Critical studies are underway, and evidence is mounting that immunity from the mRNA vaccines made by Pfizer and Moderna does not depend exclusively on antibodies that dwindle over time. The body has overlapping layers of protection that offer backup.

Pfizer and Moderna have fueled booster questions by estimating that people might need yearly shots, just like with flu vaccinations, and the companies are working to have some candidates ready this fall. But companies will not decide when boosters get used. That will be up to health authorities in each country.

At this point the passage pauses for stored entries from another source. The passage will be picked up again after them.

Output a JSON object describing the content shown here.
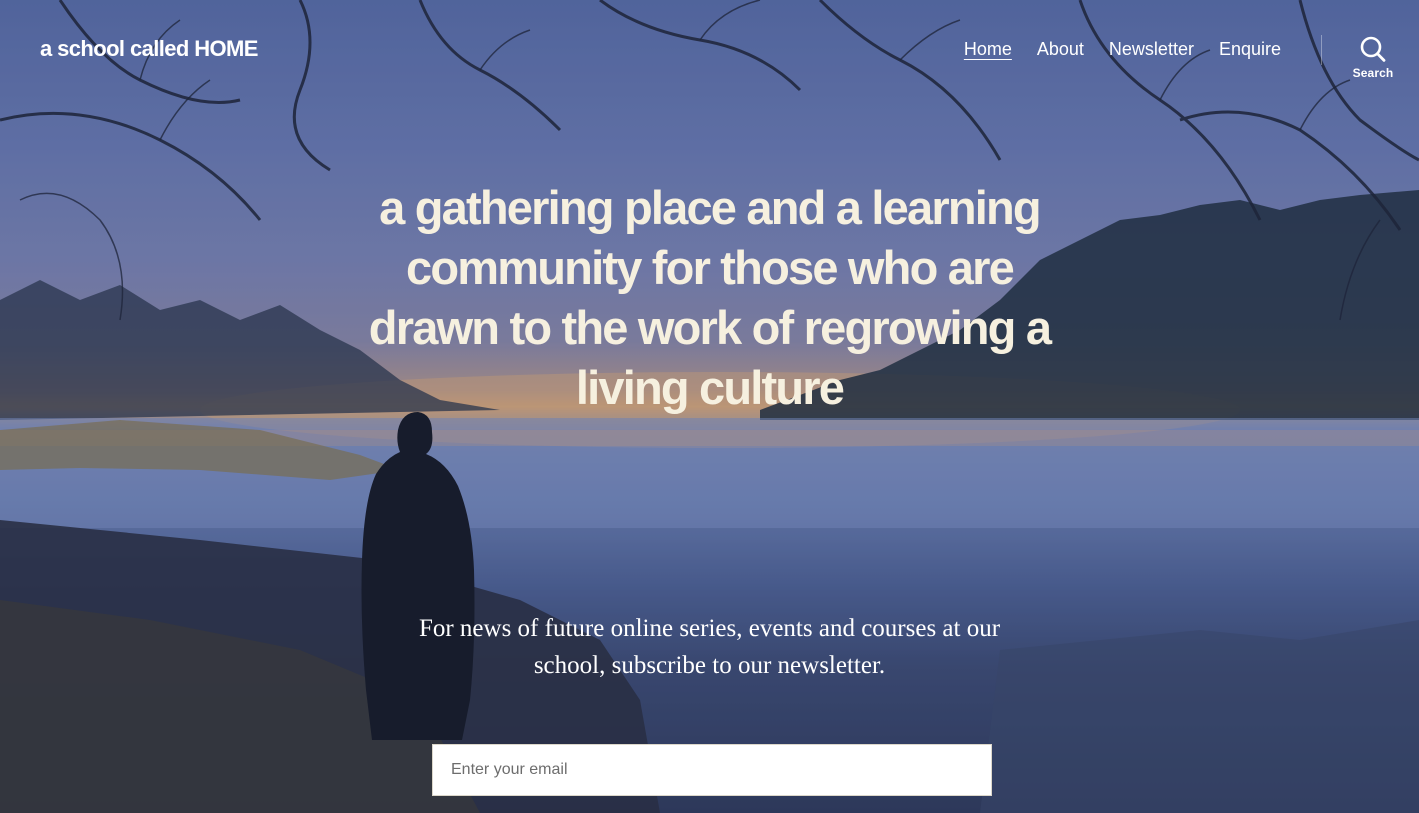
{
  "header": {
    "site_title": "a school called HOME",
    "nav": [
      {
        "label": "Home",
        "current": true
      },
      {
        "label": "About",
        "current": false
      },
      {
        "label": "Newsletter",
        "current": false
      },
      {
        "label": "Enquire",
        "current": false
      }
    ],
    "search_label": "Search",
    "search_icon": "search-icon"
  },
  "hero": {
    "headline": "a gathering place and a learning community for those who are drawn to the work of regrowing a living culture"
  },
  "subscribe": {
    "text": "For news of future online series, events and courses at our school, subscribe to our newsletter.",
    "email_placeholder": "Enter your email",
    "email_value": ""
  },
  "colors": {
    "headline": "#f6f0df",
    "nav_text": "#ffffff",
    "input_background": "#ffffff"
  }
}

Other experts say boosters may be needed only every few years.

In other developments:

  • Dangling everything from sports tickets to a free beer, President Joe Biden is looking for that extra something — anything — that will get people to roll up their sleeves for COVID-19 shots when the promise of a life-saving vaccine by itself hasn’t been enough.
  • Three-quarters of Britain's adult population has received at least one dose of a coronavirus vaccine, but the government is warning that “deadly” misinformation is undermining the global inoculation effort.
  • Ohio is ready to announce the next winners of its vaccine lottery incentive, including an adult who will take home $1 million and a child who will receive a full college scholarship. The announcement comes at 7:29 p.m. Wednesday evening.
  • Federal authorities say a ring of Venezuelans living in South Florida and Mexico stole hundreds of thousands of dollars in U.S. government stimulus checks from people who were struggling financially during the the COVID-19 pandemic.
  • Japan’s prime minister has announced an additional $800 million contribution to the U.N.-backed initiative to provide COVID-19 vaccines to poor countries, a four-fold increase of Japanese funding for the COVAX program.